Now first I should explain that, to Don Day’s Wife, restaurant recipes are not rules, they are guidelines. Gabriela Cámara says that you should use “sushi-grade” tuna. My fishmonger says that, “All of my tuna is sushi-grade”. My wife says get frozen yellowfin from the supermarket and it will be fine and half the price. I get 6 oz. of fresh ahi and 6 oz. fresh albacore from the fishmonger. It’s three times the price of the frozen at the supermarket. I figure we’ll have the prettiest of all tuna in ruby red ahi and the deepest, richest taste from the albacore.

Next on the ingredients list is leeks. Almost impossible to find in San Miguel when I first arrived in 2004 despite “busco poros” being two of the first Spanish words to enter my vocabulary. These days it’s a little easier to find leeks locally but not a lot.

Gabriela says use only the white part of the leeks and cut them into concentric rings. Don Day’s Wife agrees.

Gabriela makes her tortillas from scratch and I mean really from scratch, starting with kernels of corn. Don Days Wife sends Don Day up the street to the tortilleria because, “If they’re crisped, you will hardly know the difference. I can’t even name one restaurant in San Miguel that grinds its own corn for masa.”

After buying the tortillas, five are taken from the pile and put on the fridge to dry out (the tostada was probably created as a way to use up stale tortillas).

The next step in the My Mexico City Kitchen’s recipe for tuna tostada is to make what Gabriela Cámara calls mayonesa con chipotle and I (and probably you) call chipotle mayo. Gabriela’s deserves a more formal name because she makes hers from scratch. Don Day’s Wife says, “I should but I don’t and there’s that big jar of Hellmann’s staring at me in the fridge.”

Both Gabriella Cámara and DDW do cheat with one part of their chipotle mayo. They both get their chipotle in adobo from a tin can. But I have never met one single Mexican chef that didn’t.

Gabriella Cámara’s recipe uses rice bran or safflower or “any vegetable oil with a high smoke point” to deep-fry first the tortillas and then the leeks. Don Day’s Wife uses sunflower oil which has a not so high smoke point (but is in the closest cupboard).

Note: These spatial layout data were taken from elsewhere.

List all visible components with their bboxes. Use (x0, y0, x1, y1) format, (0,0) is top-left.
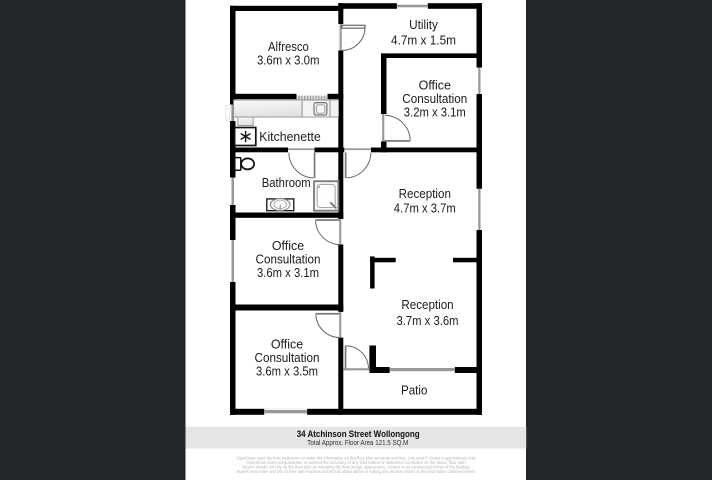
svg-text:Patio: Patio (401, 383, 428, 398)
svg-text:3.6m x 3.0m: 3.6m x 3.0m (257, 53, 320, 68)
svg-text:Kitchenette: Kitchenette (259, 129, 321, 144)
svg-text:4.7m x 1.5m: 4.7m x 1.5m (391, 33, 456, 48)
svg-text:3.6m x 3.1m: 3.6m x 3.1m (257, 265, 319, 280)
svg-text:3.7m x 3.6m: 3.7m x 3.6m (397, 313, 459, 328)
svg-text:4.7m x 3.7m: 4.7m x 3.7m (394, 200, 456, 215)
svg-text:Utility: Utility (409, 17, 438, 32)
svg-text:Bathroom: Bathroom (262, 175, 311, 190)
svg-text:3.6m x 3.5m: 3.6m x 3.5m (256, 363, 318, 378)
svg-text:3.2m x 3.1m: 3.2m x 3.1m (404, 105, 466, 120)
svg-text:34 Atchinson Street Wollongong: 34 Atchinson Street Wollongong (297, 429, 420, 439)
svg-text:Total Approx. Floor Area 121.5: Total Approx. Floor Area 121.5 SQ.M (307, 440, 408, 447)
svg-text:Buyers must make and rely on t: Buyers must make and rely on their own e… (237, 469, 475, 474)
svg-text:Reception: Reception (399, 186, 451, 201)
svg-text:Reception: Reception (401, 297, 453, 312)
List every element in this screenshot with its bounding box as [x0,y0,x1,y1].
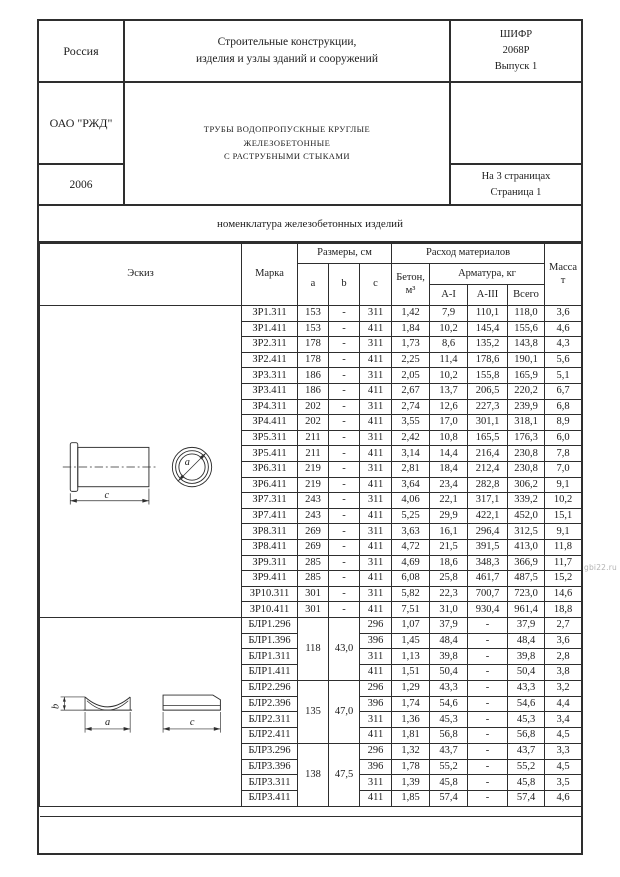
cell-rebar-aiii: - [468,775,508,791]
cell-rebar-ai: 7,9 [430,306,468,322]
cell-rebar-total: 55,2 [508,759,545,775]
cell-mark: БЛР1.311 [242,649,298,665]
nomenclature-band: номенклатура железобетонных изделий [39,206,581,243]
table-header: Эскиз Марка Размеры, см Расход материало… [40,244,582,306]
cell-c: 311 [360,493,392,509]
cell-mass: 3,6 [545,633,582,649]
cell-concrete: 1,85 [392,791,430,807]
cell-a: 118 [298,617,329,680]
cell-mark: БЛР3.296 [242,743,298,759]
cipher-cell: ШИФР 2068Р Выпуск 1 [451,21,581,83]
cell-concrete: 2,25 [392,352,430,368]
cell-mark: ЗР6.311 [242,461,298,477]
cell-c: 311 [360,712,392,728]
cell-rebar-aiii: - [468,665,508,681]
cell-concrete: 3,63 [392,524,430,540]
cell-rebar-ai: 57,4 [430,791,468,807]
cell-rebar-total: 143,8 [508,337,545,353]
cell-rebar-total: 190,1 [508,352,545,368]
cell-rebar-total: 155,6 [508,321,545,337]
cell-a: 269 [298,539,329,555]
cell-rebar-ai: 31,0 [430,602,468,618]
cell-rebar-ai: 39,8 [430,649,468,665]
cell-rebar-ai: 43,7 [430,743,468,759]
cell-mass: 4,6 [545,321,582,337]
cell-a: 202 [298,415,329,431]
cell-c: 411 [360,665,392,681]
table-row: c a ЗР1.311153-3111,427,9110,1118,03,6 [40,306,582,322]
saddle-block-sketch: b a c [40,618,241,806]
cell-a: 202 [298,399,329,415]
cell-concrete: 1,51 [392,665,430,681]
cell-mark: ЗР2.411 [242,352,298,368]
cell-mark: ЗР6.411 [242,477,298,493]
cell-mass: 4,5 [545,759,582,775]
cell-rebar-total: 43,3 [508,680,545,696]
cell-rebar-total: 165,9 [508,368,545,384]
cell-rebar-total: 487,5 [508,571,545,587]
year-cell: 2006 [39,165,125,206]
country-cell: Россия [39,21,125,83]
cell-mark: ЗР5.311 [242,430,298,446]
cell-rebar-total: 239,9 [508,399,545,415]
cell-mass: 3,3 [545,743,582,759]
cell-mark: БЛР3.411 [242,791,298,807]
cell-rebar-total: 50,4 [508,665,545,681]
cell-c: 396 [360,696,392,712]
cell-a: 153 [298,321,329,337]
svg-text:c: c [105,490,110,501]
cell-concrete: 2,67 [392,383,430,399]
cell-mass: 5,1 [545,368,582,384]
cell-b: 47,5 [329,743,360,806]
cell-rebar-aiii: - [468,712,508,728]
cell-rebar-aiii: 282,8 [468,477,508,493]
cell-mass: 3,5 [545,775,582,791]
cell-b: - [329,477,360,493]
country-label: Россия [63,44,98,59]
cell-mark: БЛР3.311 [242,775,298,791]
cell-b: - [329,306,360,322]
cell-b: - [329,555,360,571]
cell-b: - [329,415,360,431]
cell-c: 296 [360,617,392,633]
cell-rebar-total: 961,4 [508,602,545,618]
cell-concrete: 1,32 [392,743,430,759]
cell-rebar-aiii: 461,7 [468,571,508,587]
col-header-rebar: Арматура, кг [430,264,545,285]
cell-b: 47,0 [329,680,360,743]
cell-concrete: 2,05 [392,368,430,384]
cell-concrete: 4,69 [392,555,430,571]
cell-c: 311 [360,461,392,477]
cell-mass: 10,2 [545,493,582,509]
cell-mark: ЗР10.411 [242,602,298,618]
cell-rebar-aiii: 317,1 [468,493,508,509]
cell-c: 296 [360,680,392,696]
cell-concrete: 1,45 [392,633,430,649]
cell-mark: ЗР9.411 [242,571,298,587]
cell-b: - [329,493,360,509]
cell-mark: ЗР4.311 [242,399,298,415]
cell-a: 301 [298,586,329,602]
cell-mark: ЗР2.311 [242,337,298,353]
cell-concrete: 4,06 [392,493,430,509]
cell-rebar-ai: 37,9 [430,617,468,633]
cell-c: 311 [360,430,392,446]
cell-rebar-ai: 18,4 [430,461,468,477]
col-header-b: b [329,264,360,306]
pages-cell: На 3 страницах Страница 1 [451,165,581,206]
cell-a: 138 [298,743,329,806]
cell-rebar-ai: 50,4 [430,665,468,681]
cell-concrete: 1,07 [392,617,430,633]
cell-concrete: 7,51 [392,602,430,618]
cell-mark: БЛР2.396 [242,696,298,712]
year-label: 2006 [70,179,93,191]
cell-mark: ЗР4.411 [242,415,298,431]
cell-a: 186 [298,383,329,399]
cell-c: 411 [360,477,392,493]
cell-b: - [329,337,360,353]
cell-mark: БЛР2.411 [242,728,298,744]
cell-mark: ЗР10.311 [242,586,298,602]
cell-a: 178 [298,337,329,353]
cell-rebar-total: 230,8 [508,446,545,462]
col-header-materials: Расход материалов [392,244,545,264]
cell-rebar-aiii: - [468,633,508,649]
cell-concrete: 1,84 [392,321,430,337]
pipe-sketch-cell: c a [40,306,242,618]
cell-mark: ЗР1.311 [242,306,298,322]
cell-rebar-aiii: 227,3 [468,399,508,415]
cell-rebar-total: 230,8 [508,461,545,477]
cell-rebar-aiii: 155,8 [468,368,508,384]
cell-mass: 5,6 [545,352,582,368]
cell-mass: 9,1 [545,524,582,540]
cell-rebar-ai: 16,1 [430,524,468,540]
cell-rebar-total: 339,2 [508,493,545,509]
cell-rebar-total: 39,8 [508,649,545,665]
cell-mark: ЗР3.411 [242,383,298,399]
cell-b: - [329,524,360,540]
cell-mark: ЗР1.411 [242,321,298,337]
pipe-sketch: c a [40,306,241,617]
cell-rebar-aiii: - [468,617,508,633]
cell-c: 311 [360,306,392,322]
cell-b: 43,0 [329,617,360,680]
cell-rebar-total: 413,0 [508,539,545,555]
cell-c: 311 [360,524,392,540]
col-header-mass: Масса т [545,244,582,306]
organization-label: ОАО "РЖД" [50,116,113,131]
cell-rebar-ai: 11,4 [430,352,468,368]
cell-rebar-ai: 43,3 [430,680,468,696]
cell-mark: ЗР3.311 [242,368,298,384]
svg-text:a: a [105,717,110,728]
cell-concrete: 5,25 [392,508,430,524]
cell-rebar-total: 220,2 [508,383,545,399]
cell-b: - [329,399,360,415]
cell-rebar-ai: 10,2 [430,321,468,337]
cell-a: 301 [298,602,329,618]
cell-rebar-aiii: 212,4 [468,461,508,477]
cell-rebar-aiii: 145,4 [468,321,508,337]
cell-concrete: 6,08 [392,571,430,587]
col-header-rebar-ai: А-I [430,285,468,306]
cell-rebar-ai: 14,4 [430,446,468,462]
title-block: Россия Строительные конструкции, изделия… [39,21,581,206]
cell-mass: 7,0 [545,461,582,477]
cell-rebar-ai: 18,6 [430,555,468,571]
cell-rebar-aiii: - [468,728,508,744]
col-header-c: c [360,264,392,306]
cell-rebar-aiii: 422,1 [468,508,508,524]
cell-rebar-total: 43,7 [508,743,545,759]
cell-rebar-total: 118,0 [508,306,545,322]
cell-rebar-ai: 48,4 [430,633,468,649]
cell-mass: 15,2 [545,571,582,587]
cell-mass: 3,2 [545,680,582,696]
table-body: c a ЗР1.311153-3111,427,9110,1118,03,6ЗР… [40,306,582,817]
cell-mass: 6,8 [545,399,582,415]
cell-a: 243 [298,493,329,509]
cell-c: 411 [360,539,392,555]
cell-mark: БЛР1.296 [242,617,298,633]
cell-mark: ЗР7.311 [242,493,298,509]
cell-mass: 8,9 [545,415,582,431]
cell-rebar-aiii: - [468,759,508,775]
cell-a: 211 [298,446,329,462]
cell-concrete: 1,39 [392,775,430,791]
cell-mark: БЛР2.296 [242,680,298,696]
series-label: Строительные конструкции, изделия и узлы… [196,34,378,69]
cell-concrete: 2,74 [392,399,430,415]
watermark: gbi22.ru [584,563,617,572]
cell-b: - [329,321,360,337]
cell-rebar-total: 37,9 [508,617,545,633]
cell-c: 411 [360,352,392,368]
cell-c: 411 [360,728,392,744]
cell-a: 269 [298,524,329,540]
cell-b: - [329,446,360,462]
cell-c: 311 [360,337,392,353]
cell-mark: ЗР9.311 [242,555,298,571]
cell-rebar-aiii: 348,3 [468,555,508,571]
cell-rebar-ai: 22,3 [430,586,468,602]
cell-rebar-aiii: - [468,743,508,759]
cell-c: 311 [360,649,392,665]
document-frame: Россия Строительные конструкции, изделия… [37,19,583,855]
cell-mass: 15,1 [545,508,582,524]
cell-rebar-total: 45,8 [508,775,545,791]
cell-rebar-aiii: - [468,791,508,807]
cell-rebar-ai: 45,3 [430,712,468,728]
cell-mark: БЛР2.311 [242,712,298,728]
cell-a: 285 [298,555,329,571]
cell-concrete: 5,82 [392,586,430,602]
cell-mark: БЛР1.396 [242,633,298,649]
cell-rebar-ai: 10,8 [430,430,468,446]
table-row [40,806,582,816]
cell-concrete: 1,78 [392,759,430,775]
cell-mass: 3,8 [545,665,582,681]
col-header-rebar-total: Всего [508,285,545,306]
cell-rebar-aiii: 391,5 [468,539,508,555]
col-header-sketch: Эскиз [40,244,242,306]
cell-c: 311 [360,399,392,415]
cell-c: 411 [360,415,392,431]
cell-b: - [329,508,360,524]
cell-c: 311 [360,586,392,602]
cell-rebar-aiii: 216,4 [468,446,508,462]
cell-mark: ЗР7.411 [242,508,298,524]
cell-concrete: 2,81 [392,461,430,477]
cell-rebar-total: 45,3 [508,712,545,728]
cell-mass: 2,8 [545,649,582,665]
cell-concrete: 3,55 [392,415,430,431]
cell-mass: 4,6 [545,791,582,807]
cell-rebar-aiii: 178,6 [468,352,508,368]
cell-rebar-ai: 25,8 [430,571,468,587]
cell-b: - [329,586,360,602]
cell-mass: 2,7 [545,617,582,633]
cell-concrete: 2,42 [392,430,430,446]
cell-rebar-aiii: 165,5 [468,430,508,446]
cell-mass: 7,8 [545,446,582,462]
cell-mass: 11,8 [545,539,582,555]
cell-rebar-ai: 23,4 [430,477,468,493]
header-row: Эскиз Марка Размеры, см Расход материало… [40,244,582,264]
cell-rebar-aiii: 700,7 [468,586,508,602]
cell-c: 311 [360,775,392,791]
cell-mass: 14,6 [545,586,582,602]
cell-b: - [329,571,360,587]
cell-mass: 18,8 [545,602,582,618]
cell-rebar-ai: 10,2 [430,368,468,384]
pages-label: На 3 страницах Страница 1 [482,169,551,199]
bottom-band [40,806,582,816]
cell-concrete: 1,29 [392,680,430,696]
cell-c: 411 [360,446,392,462]
cell-concrete: 3,14 [392,446,430,462]
cell-rebar-aiii: 206,5 [468,383,508,399]
cell-rebar-total: 57,4 [508,791,545,807]
cell-a: 285 [298,571,329,587]
cell-rebar-total: 318,1 [508,415,545,431]
cell-rebar-aiii: - [468,696,508,712]
cell-concrete: 4,72 [392,539,430,555]
cell-concrete: 1,73 [392,337,430,353]
document-title-cell: ТРУБЫ ВОДОПРОПУСКНЫЕ КРУГЛЫЕ ЖЕЛЕЗОБЕТОН… [125,83,451,206]
cell-rebar-ai: 45,8 [430,775,468,791]
cell-rebar-ai: 55,2 [430,759,468,775]
cell-rebar-aiii: 296,4 [468,524,508,540]
cell-a: 243 [298,508,329,524]
nomenclature-title: номенклатура железобетонных изделий [217,218,403,230]
cell-rebar-aiii: 301,1 [468,415,508,431]
cell-mass: 11,7 [545,555,582,571]
cell-a: 186 [298,368,329,384]
cell-rebar-ai: 29,9 [430,508,468,524]
cell-rebar-total: 723,0 [508,586,545,602]
cell-rebar-ai: 8,6 [430,337,468,353]
cell-rebar-ai: 12,6 [430,399,468,415]
cell-rebar-total: 48,4 [508,633,545,649]
cell-rebar-ai: 13,7 [430,383,468,399]
cell-mark: БЛР3.396 [242,759,298,775]
cell-rebar-total: 56,8 [508,728,545,744]
cell-rebar-ai: 56,8 [430,728,468,744]
cipher-label: ШИФР 2068Р Выпуск 1 [495,27,538,74]
cell-c: 411 [360,791,392,807]
cell-b: - [329,602,360,618]
cell-rebar-ai: 22,1 [430,493,468,509]
empty-cell [451,83,581,165]
block-sketch-cell: b a c [40,617,242,806]
cell-rebar-ai: 17,0 [430,415,468,431]
cell-mark: ЗР5.411 [242,446,298,462]
cell-mass: 4,5 [545,728,582,744]
col-header-rebar-aiii: А-III [468,285,508,306]
cell-concrete: 1,42 [392,306,430,322]
cell-mass: 3,6 [545,306,582,322]
svg-text:c: c [190,717,195,728]
cell-rebar-total: 306,2 [508,477,545,493]
col-header-mark: Марка [242,244,298,306]
cell-concrete: 1,36 [392,712,430,728]
document-title: ТРУБЫ ВОДОПРОПУСКНЫЕ КРУГЛЫЕ ЖЕЛЕЗОБЕТОН… [204,123,370,164]
cell-mark: ЗР8.411 [242,539,298,555]
nomenclature-table: Эскиз Марка Размеры, см Расход материало… [39,243,582,817]
cell-a: 219 [298,477,329,493]
cell-mass: 9,1 [545,477,582,493]
cell-c: 411 [360,321,392,337]
cell-a: 153 [298,306,329,322]
cell-rebar-total: 366,9 [508,555,545,571]
cell-c: 396 [360,759,392,775]
cell-a: 135 [298,680,329,743]
col-header-concrete: Бетон, м³ [392,264,430,306]
cell-mass: 3,4 [545,712,582,728]
cell-mass: 4,4 [545,696,582,712]
cell-c: 411 [360,602,392,618]
cell-b: - [329,352,360,368]
organization-cell: ОАО "РЖД" [39,83,125,165]
cell-mark: ЗР8.311 [242,524,298,540]
cell-c: 311 [360,368,392,384]
cell-a: 211 [298,430,329,446]
svg-text:a: a [185,457,190,468]
cell-b: - [329,383,360,399]
cell-rebar-aiii: 135,2 [468,337,508,353]
cell-mass: 4,3 [545,337,582,353]
cell-a: 219 [298,461,329,477]
cell-rebar-ai: 21,5 [430,539,468,555]
cell-rebar-ai: 54,6 [430,696,468,712]
cell-mass: 6,7 [545,383,582,399]
cell-b: - [329,539,360,555]
cell-rebar-aiii: 930,4 [468,602,508,618]
cell-rebar-total: 452,0 [508,508,545,524]
cell-concrete: 1,13 [392,649,430,665]
cell-b: - [329,461,360,477]
cell-rebar-total: 176,3 [508,430,545,446]
cell-rebar-aiii: 110,1 [468,306,508,322]
cell-concrete: 1,74 [392,696,430,712]
cell-b: - [329,430,360,446]
cell-c: 311 [360,555,392,571]
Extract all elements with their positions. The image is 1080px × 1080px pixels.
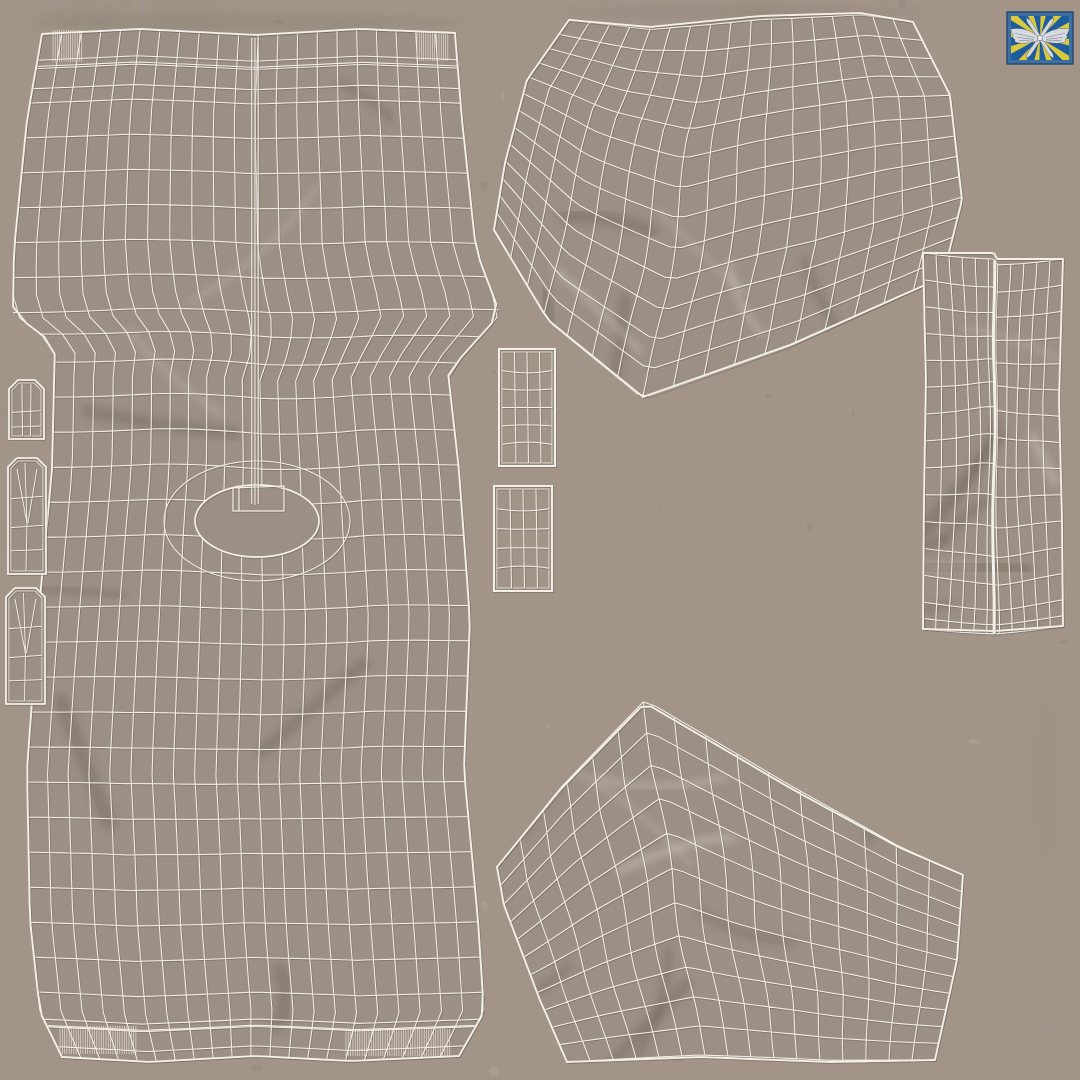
texture-canvas (0, 0, 1080, 1080)
uv-island-belt-loop-long (6, 588, 46, 705)
uv-island-belt-loop-short (9, 380, 45, 440)
uv-island-belt-loop-mid (8, 458, 47, 575)
uv-texture-sheet (0, 0, 1080, 1080)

Gabriela Cámara says the tortillas should be fried one at a time. Don Day’s Wife fries two at a time because two fit fine in the fryer.

Meanwhile the tuna gets a very quick dip in a ponzu sauce which sounds very exotic but Gabriela tells us can be created with a 50/50 mix of orange juice and bottled soy (which Don Day’s Wife didn’t even know).

It’s then just assemble and eat. But carefully. If you can consume Contramar’s tuna tostada without it collapsing and crumbling  on your shirt, you’re a much more sophisticated diner than I am.

“So, how was it” is the ultimate question when Don Day’s Wife creates something with a new recipe. Well I thought it was a WOW! And, even with a few shortcuts from DDW, just as good as the one served at Contramar.

For the complete recipe how-to, you will, of course, have to beg, borrow or buy the book. But, in addition to the instructions, you’ll also get a pile of very useful tips that Contramar’s founder includes in My Mexico City Kitchen. In the tuna tostada recipe, Gabriela Cámara tells us that fresh tortillas curl up if you try to fry them, that you can use a wooden spoon to check the temperature of oil in a fryer, and that a drizzle of olive oil will prevent your tuna from losing its color.

One more thing about My Mexico City Kitchen: It’s not just a seafood cookbook. You’ll also find recipes for classic Mexican meat dishes including cochinita pibil, chiles rellenos, enchiladas en mole rojo and the next one I’m going to nudge/nudge, wink/wink to Don Day’s Wife, puerco al pastor.